3.1.2. Op basis van de verstrekte gegevens is het uiterst moeilijk om zich een idee te vormen van het effect van de Structuurfondsmaatregelen op de werkgelegenheid, toch één van de prioriteiten van het regionale beleid. Het belang hiervan wordt in verscheidene hoofdstukken benadrukt en de richtsnoeren van het EG-beleid terzake - met name die welke in 1998 zijn vastgesteld - worden op een rijtje gezet, maar ook na vier programmajaren is het niet mogelijk om een beeld te krijgen van de resultaten, zelfs niet in globale zin en met de nodige slagen om de arm.

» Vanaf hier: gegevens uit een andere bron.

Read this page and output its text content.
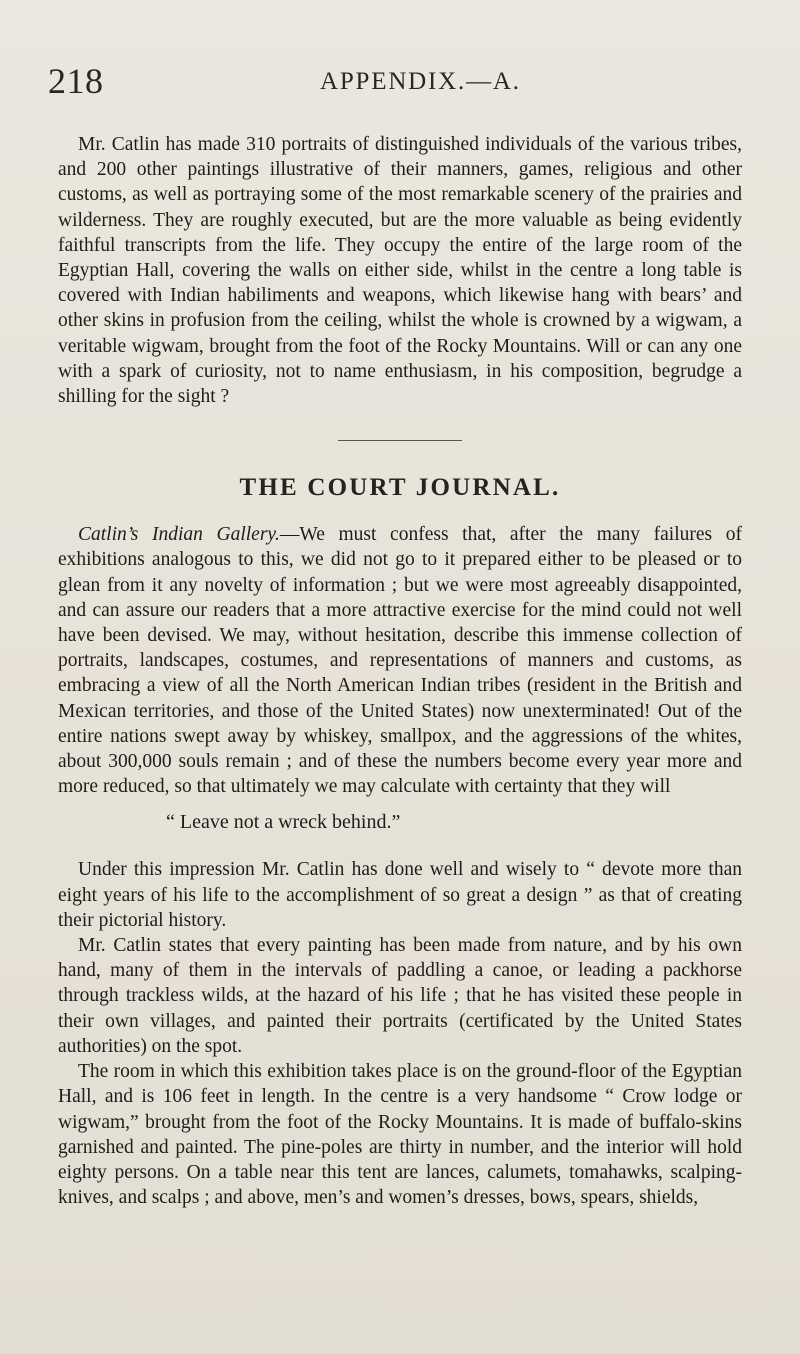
218	APPENDIX.—A.

Mr. Catlin has made 310 portraits of distinguished individuals of the various tribes, and 200 other paintings illustrative of their manners, games, religious and other customs, as well as portraying some of the most remarkable scenery of the prairies and wilderness. They are roughly executed, but are the more valuable as being evidently faithful transcripts from the life. They occupy the entire of the large room of the Egyptian Hall, covering the walls on either side, whilst in the centre a long table is covered with Indian habiliments and weapons, which likewise hang with bears’ and other skins in profusion from the ceiling, whilst the whole is crowned by a wigwam, a veritable wigwam, brought from the foot of the Rocky Mountains. Will or can any one with a spark of curiosity, not to name enthusiasm, in his composition, begrudge a shilling for the sight ?

THE COURT JOURNAL.

Catlin’s Indian Gallery.—We must confess that, after the many failures of exhibitions analogous to this, we did not go to it prepared either to be pleased or to glean from it any novelty of information ; but we were most agreeably disappointed, and can assure our readers that a more attractive exercise for the mind could not well have been devised. We may, without hesitation, describe this immense collection of portraits, landscapes, costumes, and representations of manners and customs, as embracing a view of all the North American Indian tribes (resident in the British and Mexican territories, and those of the United States) now unexterminated! Out of the entire nations swept away by whiskey, smallpox, and the aggressions of the whites, about 300,000 souls remain ; and of these the numbers become every year more and more reduced, so that ultimately we may calculate with certainty that they will

“ Leave not a wreck behind.”

Under this impression Mr. Catlin has done well and wisely to “ devote more than eight years of his life to the accomplishment of so great a design ” as that of creating their pictorial history.

Mr. Catlin states that every painting has been made from nature, and by his own hand, many of them in the intervals of paddling a canoe, or leading a packhorse through trackless wilds, at the hazard of his life ; that he has visited these people in their own villages, and painted their portraits (certificated by the United States authorities) on the spot.

The room in which this exhibition takes place is on the ground-floor of the Egyptian Hall, and is 106 feet in length. In the centre is a very handsome “ Crow lodge or wigwam,” brought from the foot of the Rocky Mountains. It is made of buffalo-skins garnished and painted. The pine-poles are thirty in number, and the interior will hold eighty persons. On a table near this tent are lances, calumets, tomahawks, scalping-knives, and scalps ; and above, men’s and women’s dresses, bows, spears, shields,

3.1.3. Dergelijke inschattingen zijn natuurlijk moeilijk te maken, maar het zou in dit verband beter zijn om de in het verslag alleen m.b.t. doelstelling 1 vermelde gegevens over de macro-economische impact en de gecreëerde arbeidsplaatsen, alsook de over de verschillende hoofdstukken verspreide cijfers en overwegingen, in één samenvattend overzicht te bundelen, naar land of regio en naar soort onderneming of sector (landbouw, industrie, diensten en overheid, non-profitsector) uit te splitsen en uitvoeriger te behandelen.

3.1.4. Zo zou het zeer interessant zijn te weten te komen hoe met de verschillende soorten steun die aan ruim 750000 ondernemingen uit het MKB is verleend, twee miljoen arbeidsplaatsen "geschapen" of "in stand gehouden" konden worden, concepten die wat hun effect op de algemene werkloosheidscijfers betreft overigens aanzienlijk van elkaar verschillen.

3.1.4.1. In het verslag worden de Structuurfondsenmaatregelen voor het midden- en kleinbedrijf positief beoordeeld. Er wordt gewezen op het feit dat 70 % van de projecten niet tot een goed einde zou zijn gebracht zonder de Structuurfondsensteun, alsmede op het belang van een adequaat financieringsinstrumentarium. Er kan echter geen beeld worden gekregen van de geleverde inspanningen en de behaalde resultaten in de dienstensector (b.v. handel en toerisme), die voor de werkgelegenheid van cruciaal belang is.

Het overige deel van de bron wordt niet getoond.